確かに死神の言う通り、此処からは昭和天国が一望出来た。
その光景は昭和独特の面影の残る風景だった。
夕陽があれば、その光景は尚、感慨深いものだったろうと思える程に……。
『武さん』
「ん?」
『私、こんな気持ち、初めてでなんて言えば良いか解りません』
「うん」
『でも、武さんがこの死後の世界でも幸せになる様に出来る事を約束します。だからーー』
「その気持ちだけで十分嬉しいよ。ありがとうね?」
武はそう言うと死神の肩に手を乗せて抱き寄せ、お互いに頭をくっ付けて、昭和天国を眺め続けた。

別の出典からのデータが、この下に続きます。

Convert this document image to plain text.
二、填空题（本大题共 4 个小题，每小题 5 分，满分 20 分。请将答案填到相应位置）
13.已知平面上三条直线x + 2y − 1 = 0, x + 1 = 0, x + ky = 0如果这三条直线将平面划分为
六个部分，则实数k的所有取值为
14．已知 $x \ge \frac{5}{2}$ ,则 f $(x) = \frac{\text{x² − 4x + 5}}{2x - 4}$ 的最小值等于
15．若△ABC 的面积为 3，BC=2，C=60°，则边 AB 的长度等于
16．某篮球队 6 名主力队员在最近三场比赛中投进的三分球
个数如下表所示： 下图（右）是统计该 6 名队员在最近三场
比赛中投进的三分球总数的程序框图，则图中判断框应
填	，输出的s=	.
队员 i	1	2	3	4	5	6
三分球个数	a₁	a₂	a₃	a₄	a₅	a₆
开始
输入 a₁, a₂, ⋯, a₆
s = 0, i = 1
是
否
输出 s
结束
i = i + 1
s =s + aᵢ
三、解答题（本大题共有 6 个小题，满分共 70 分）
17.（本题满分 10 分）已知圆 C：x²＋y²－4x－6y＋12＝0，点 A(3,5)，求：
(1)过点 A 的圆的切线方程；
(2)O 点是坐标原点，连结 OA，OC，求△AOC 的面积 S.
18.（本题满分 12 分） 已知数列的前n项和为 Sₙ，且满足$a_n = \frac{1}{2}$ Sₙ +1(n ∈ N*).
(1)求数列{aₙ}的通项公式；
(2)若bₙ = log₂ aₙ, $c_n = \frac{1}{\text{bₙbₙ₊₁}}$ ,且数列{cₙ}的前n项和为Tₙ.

その姿は端から見れば、初々しいカップルにも見えただろう。
観覧車が一回転して元の位置まで来ると二人は観覧車から降りる。
『今日は楽しかったです。付き合ってくれて、ありがとうございます、武さん』
「俺の方こそ、ありがとう。良い思い出になったよ」
そう言って、武は死神の頭を撫でる。
頭を撫でられて死神は嬉しそうにする。
ーーと、携帯電話のベルが鳴る。
『もう次の仕事の時間ですか』
死神は頭を撫でる武の手から離れると携帯電話の着信履歴を調べ、寂しげに呟きながら再び携帯電話を仕舞う。
『それじゃあ、武さん。私はこれで』
「うん。またね?」
『はい!武さんも良い死後を!』
そう言うと死神は武に背を向けて駆け出して行こうとする。
ーーと、そこで立ち止まり、武の方へと戻って来る。
『そうでした。武さんの住む場所を教えないといけないんでした』
死神はそう言うと何処からともなく、地図を取り出し、それを武に渡す。
『此処に武さんの住む場所がありますので、そこへ向かって下さい。大丈夫です。
私が良い物件を選んだので』
「うん。ありがとう」
『それじゃあ、改めて、また今度』
死神はそう言って再び武に背を向けて、急ぎ足で去って行く。
「さて、俺も行くか……」
死神が去って行くのを見送った後、武は独り呟くと遊園地を後にする。